In humans, EBV expresses proteins containing numerous short pentapeptides identical to those found in multiple sclerosis autoantigens, a disease which has been linked epidemiologically with humans in close contact with dogs, sheep or cattle. A link between human MS and canine distemper virus has already been postulated
EBV produces membrane proteins (intrabodies; latent membrane protein 1), essential to EBV-induced human B cell immortalization.
Dogs are commonly exposed to this virus via aerosol transmission from humans, but rarely develop symptoms associated with viremia. Routine epidemiological surveys report EBV positive dogs in up to 80% of cases.

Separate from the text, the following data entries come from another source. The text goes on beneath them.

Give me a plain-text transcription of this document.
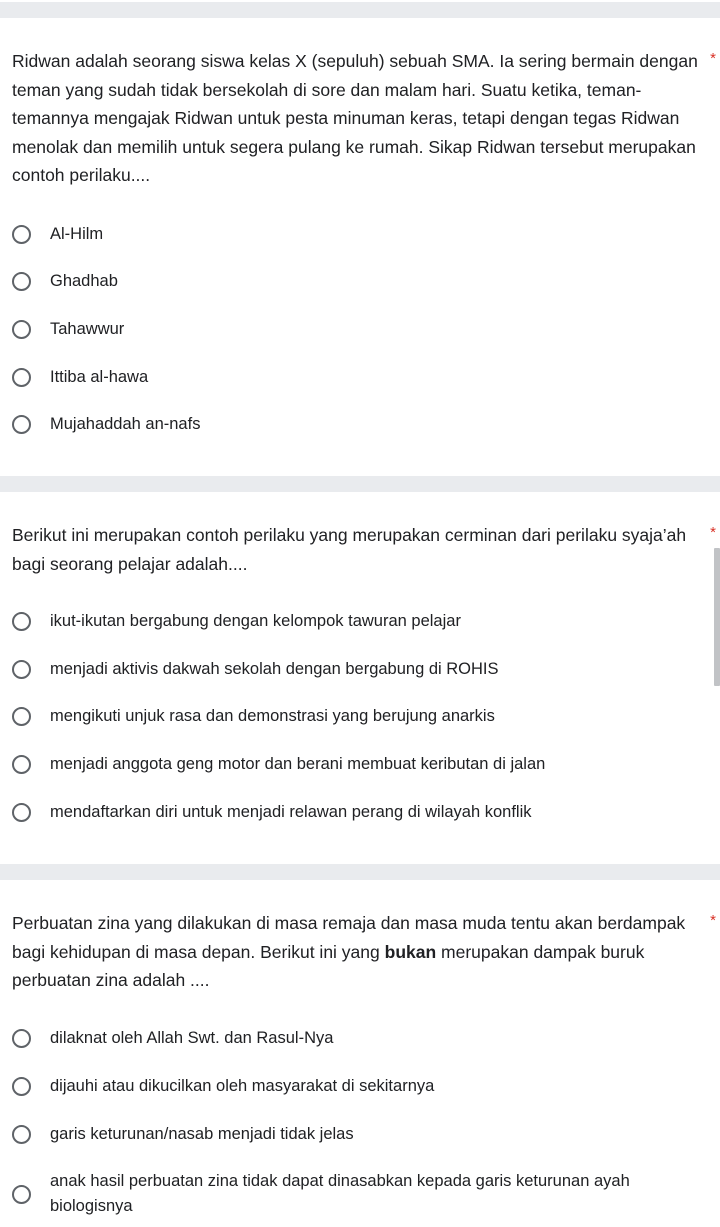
Ridwan adalah seorang siswa kelas X (sepuluh) sebuah SMA. Ia sering bermain dengan teman yang sudah tidak bersekolah di sore dan malam hari. Suatu ketika, teman-temannya mengajak Ridwan untuk pesta minuman keras, tetapi dengan tegas Ridwan menolak dan memilih untuk segera pulang ke rumah. Sikap Ridwan tersebut merupakan contoh perilaku....

*
Al-Hilm
Ghadhab
Tahawwur
Ittiba al-hawa
Mujahaddah an-nafs

Berikut ini merupakan contoh perilaku yang merupakan cerminan dari perilaku syaja’ah bagi seorang pelajar adalah....

*
ikut-ikutan bergabung dengan kelompok tawuran pelajar
menjadi aktivis dakwah sekolah dengan bergabung di ROHIS
mengikuti unjuk rasa dan demonstrasi yang berujung anarkis
menjadi anggota geng motor dan berani membuat keributan di jalan
mendaftarkan diri untuk menjadi relawan perang di wilayah konflik

Perbuatan zina yang dilakukan di masa remaja dan masa muda tentu akan berdampak bagi kehidupan di masa depan. Berikut ini yang bukan merupakan dampak buruk perbuatan zina adalah ....

*
dilaknat oleh Allah Swt. dan Rasul-Nya
dijauhi atau dikucilkan oleh masyarakat di sekitarnya
garis keturunan/nasab menjadi tidak jelas
anak hasil perbuatan zina tidak dapat dinasabkan kepada garis keturunan ayah biologisnya
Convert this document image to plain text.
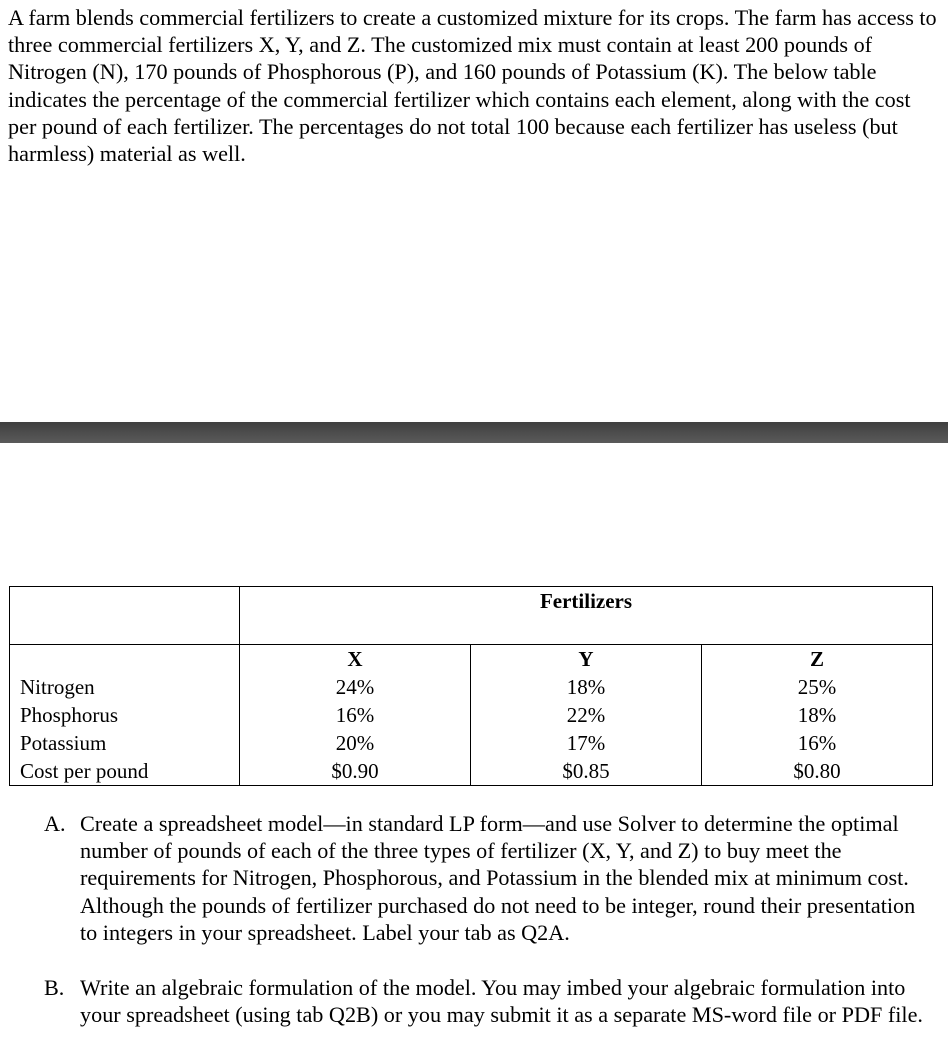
A farm blends commercial fertilizers to create a customized mixture for its crops. The farm has access to three commercial fertilizers X, Y, and Z. The customized mix must contain at least 200 pounds of Nitrogen (N), 170 pounds of Phosphorous (P), and 160 pounds of Potassium (K). The below table indicates the percentage of the commercial fertilizer which contains each element, along with the cost per pound of each fertilizer. The percentages do not total 100 because each fertilizer has useless (but harmless) material as well.

	Fertilizers		

	X	Y	Z
Nitrogen	24%	18%	25%
Phosphorus	16%	22%	18%
Potassium	20%	17%	16%
Cost per pound	$0.90	$0.85	$0.80
A. Create a spreadsheet model—in standard LP form—and use Solver to determine the optimal number of pounds of each of the three types of fertilizer (X, Y, and Z) to buy meet the requirements for Nitrogen, Phosphorous, and Potassium in the blended mix at minimum cost. Although the pounds of fertilizer purchased do not need to be integer, round their presentation to integers in your spreadsheet. Label your tab as Q2A.
B. Write an algebraic formulation of the model. You may imbed your algebraic formulation into your spreadsheet (using tab Q2B) or you may submit it as a separate MS-word file or PDF file.
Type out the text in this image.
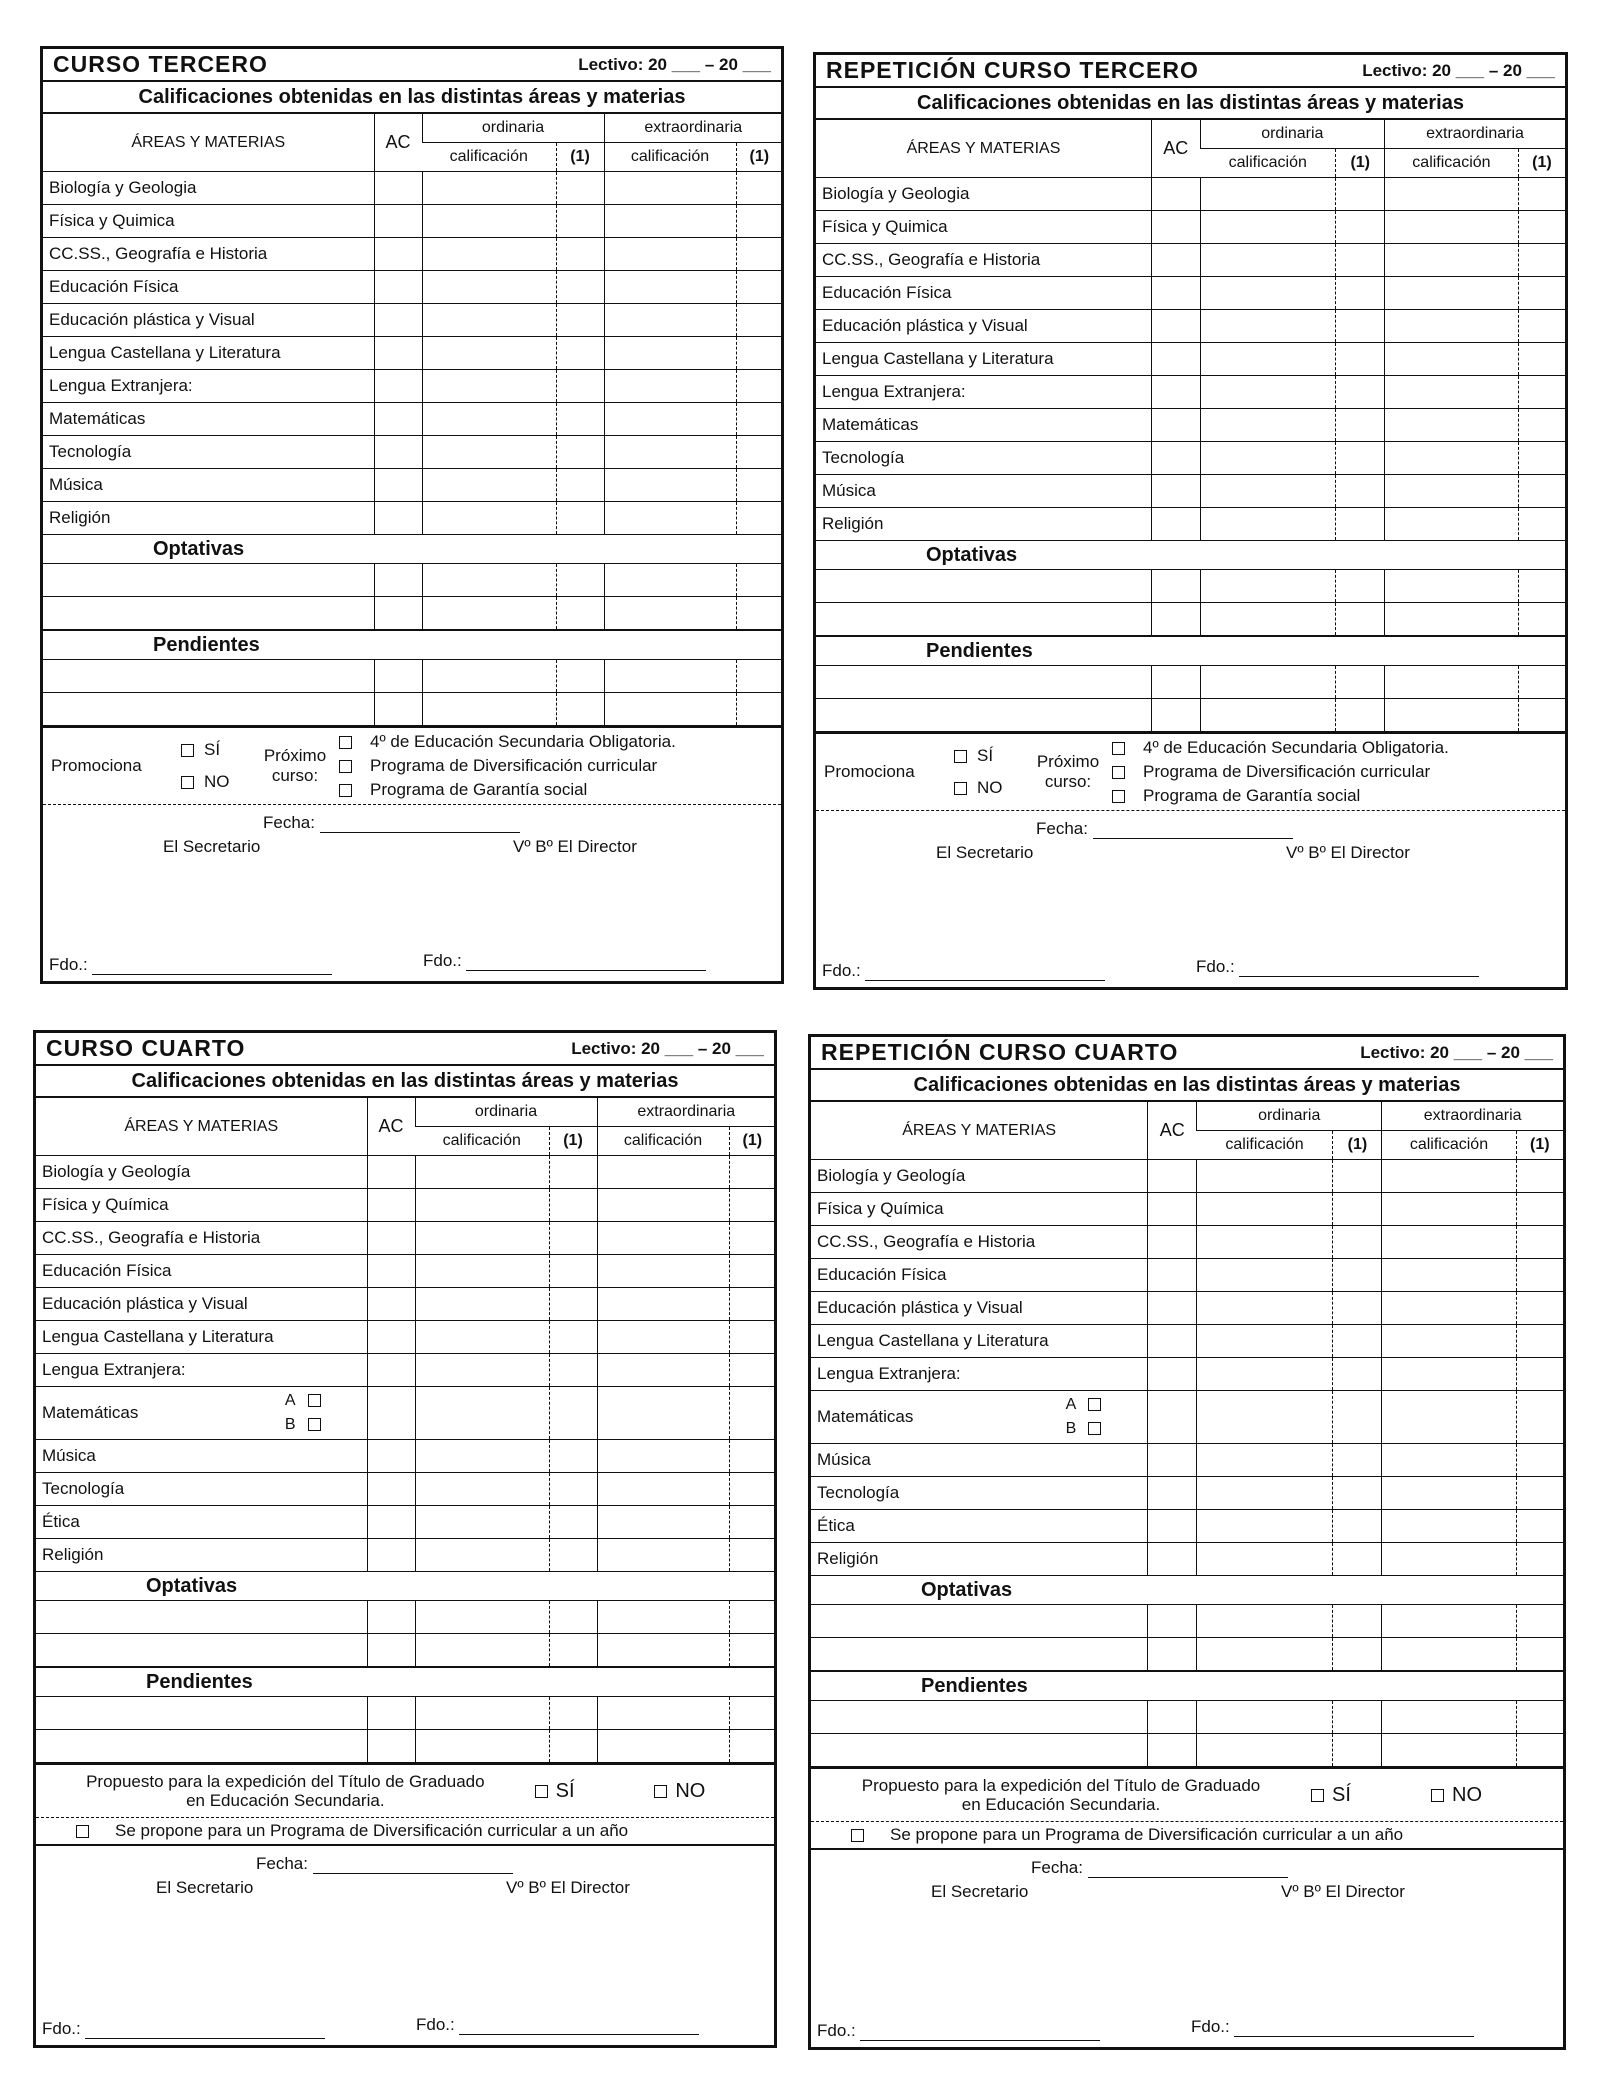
CURSO TERCERO	Lectivo: 20 ___ – 20 ___
Calificaciones obtenidas en las distintas áreas y materias
ÁREAS Y MATERIAS	AC	ordinaria		extraordinaria	
		calificación	(1)	calificación	(1)
Biología y Geologia					
Física y Quimica					
CC.SS., Geografía e Historia					
Educación Física					
Educación plástica y Visual					
Lengua Castellana y Literatura					
Lengua Extranjera:					
Matemáticas					
Tecnología					
Música					
Religión					
Optativas					

Pendientes					

Promociona
SÍ
NO
Próximo curso:
4º de Educación Secundaria Obligatoria.
Programa de Diversificación curricular
Programa de Garantía social
Fecha:
El Secretario	Vº Bº El Director
Fdo.:	Fdo.:
REPETICIÓN CURSO TERCERO	Lectivo: 20 ___ – 20 ___
Calificaciones obtenidas en las distintas áreas y materias
ÁREAS Y MATERIAS	AC	ordinaria		extraordinaria	
		calificación	(1)	calificación	(1)
Biología y Geologia					
Física y Quimica					
CC.SS., Geografía e Historia					
Educación Física					
Educación plástica y Visual					
Lengua Castellana y Literatura					
Lengua Extranjera:					
Matemáticas					
Tecnología					
Música					
Religión					
Optativas					

Pendientes					

Promociona
SÍ
NO
Próximo curso:
4º de Educación Secundaria Obligatoria.
Programa de Diversificación curricular
Programa de Garantía social
Fecha:
El Secretario	Vº Bº El Director
Fdo.:	Fdo.:
CURSO CUARTO	Lectivo: 20 ___ – 20 ___
Calificaciones obtenidas en las distintas áreas y materias
ÁREAS Y MATERIAS	AC	ordinaria		extraordinaria	
		calificación	(1)	calificación	(1)
Biología y Geología					
Física y Química					
CC.SS., Geografía e Historia					
Educación Física					
Educación plástica y Visual					
Lengua Castellana y Literatura					
Lengua Extranjera:					

Matemáticas
A
B					

Música					
Tecnología					
Ética					
Religión					
Optativas					

Pendientes					

Propuesto para la expedición del Título de Graduado
en Educación Secundaria.	SÍ	NO
Se propone para un Programa de Diversificación curricular a un año
Fecha:
El Secretario	Vº Bº El Director
Fdo.:	Fdo.:
REPETICIÓN CURSO CUARTO	Lectivo: 20 ___ – 20 ___
Calificaciones obtenidas en las distintas áreas y materias
ÁREAS Y MATERIAS	AC	ordinaria		extraordinaria	
		calificación	(1)	calificación	(1)
Biología y Geología					
Física y Química					
CC.SS., Geografía e Historia					
Educación Física					
Educación plástica y Visual					
Lengua Castellana y Literatura					
Lengua Extranjera:					

Matemáticas
A
B					

Música					
Tecnología					
Ética					
Religión					
Optativas					

Pendientes					

Propuesto para la expedición del Título de Graduado
en Educación Secundaria.	SÍ	NO
Se propone para un Programa de Diversificación curricular a un año
Fecha:
El Secretario	Vº Bº El Director
Fdo.:	Fdo.:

In most cases of canine infection with EBV, mild pharyngitis and tonsillitis may be observed, associated with viral proliferation in pharyngeal tonsil. Although there is no evidence of EBV in canine peripheral blood mononuclear cells, EBV-like virus infection has been detected frequently in the peripheral blood of pet dogs. Moreover, as EBV-specific antigens are expressed during the early stage of virus infection, the presence of strong antibody signals to these EBV antigens indicated that some dogs could be experiencing virus reactivation. The presence of EBER in bone-marrow cells and peripheral lymphocytes (see figure right) further indicate that an EBV-like virus infection could be latent in some dogs.
However, recent researched has alluded to the development of malignant lymph nodes of dogs with lymphoma associated with EBV, underlying the role of this virus in neoplasia as is observed with humans.
Diagnosis is based on PCR identification of the virus on tonsillar swabs.